Side Effects and Warnings

#Safety Issues

DHEA appears to be safe when taken in therapeutic doses, at least in the short term. One study found no significant side effects in 50 women who took up to 200 mg daily for up to 1 year. ^[1] And, in another study, 93 postmenopausal women who took 50 mg of DHEA daily, also for 1 year, experienced no adverse changes in their uterine lining, blood lipids (cholesterol), or insulin sensitivity. ^[2] However, in two other studies DHEA, at doses as low as 25 mg per day, decreased levels of HDL ("good") cholesterol. ^[3] In addition, in women, DHEA may increase levels of male sex hormones along with estrogens and progesterone. ^[4] This could lead to acne and growth of facial and body hair. ^[5] Effects on hormones in men may be less significant, ^[6] although one study in HIV-infected men found that DHEA supplements increase level of testosterone, dihydrotestosterone, androstenedione, and estrone. ^[7] Concerns have been raised by one study in rats and another in trout that linked DHEA to liver cancer. ^[8] However, at least four other animal studies suggest that DHEA may have some anticancer effects. ^[9] A 15-year human observational trial looking for a connection between naturally occurring DHEA levels and breast cancer found no relationship, either positive or negative. ^[10] However, another study found a relationship between higher levels of DHEA and ovarian cancer. ^[11] Overall, the long-term safety of DHEA supplements remains unknown.

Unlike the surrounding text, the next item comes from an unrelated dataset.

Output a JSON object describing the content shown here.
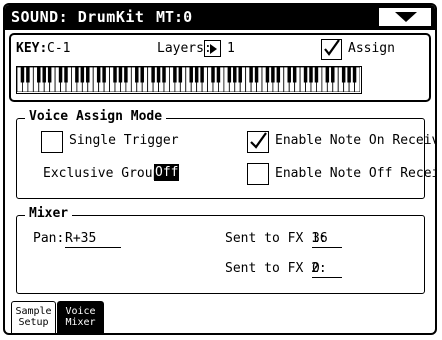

This is the case with many supplements, but because there are animal studies suggesting that DHEA might increase the risk of liver cancer, caution is warranted. Estrogen is one example of a hormone that increases the risk for certain forms of cancer, and it took years for researchers to discover that risk. Keep in mind also that the body converts DHEA into other hormones, including estrogen and testosterone. This could be dangerous for women with hormone-influenced diseases, such as breast cancer.

We also don't know whether DHEA interacts with other hormone treatments, such as estrogen, although it certainly stands to reason that it might. The safety of DHEA in young children, pregnant or nursing women, and people with severe liver or kidney disease has not been established.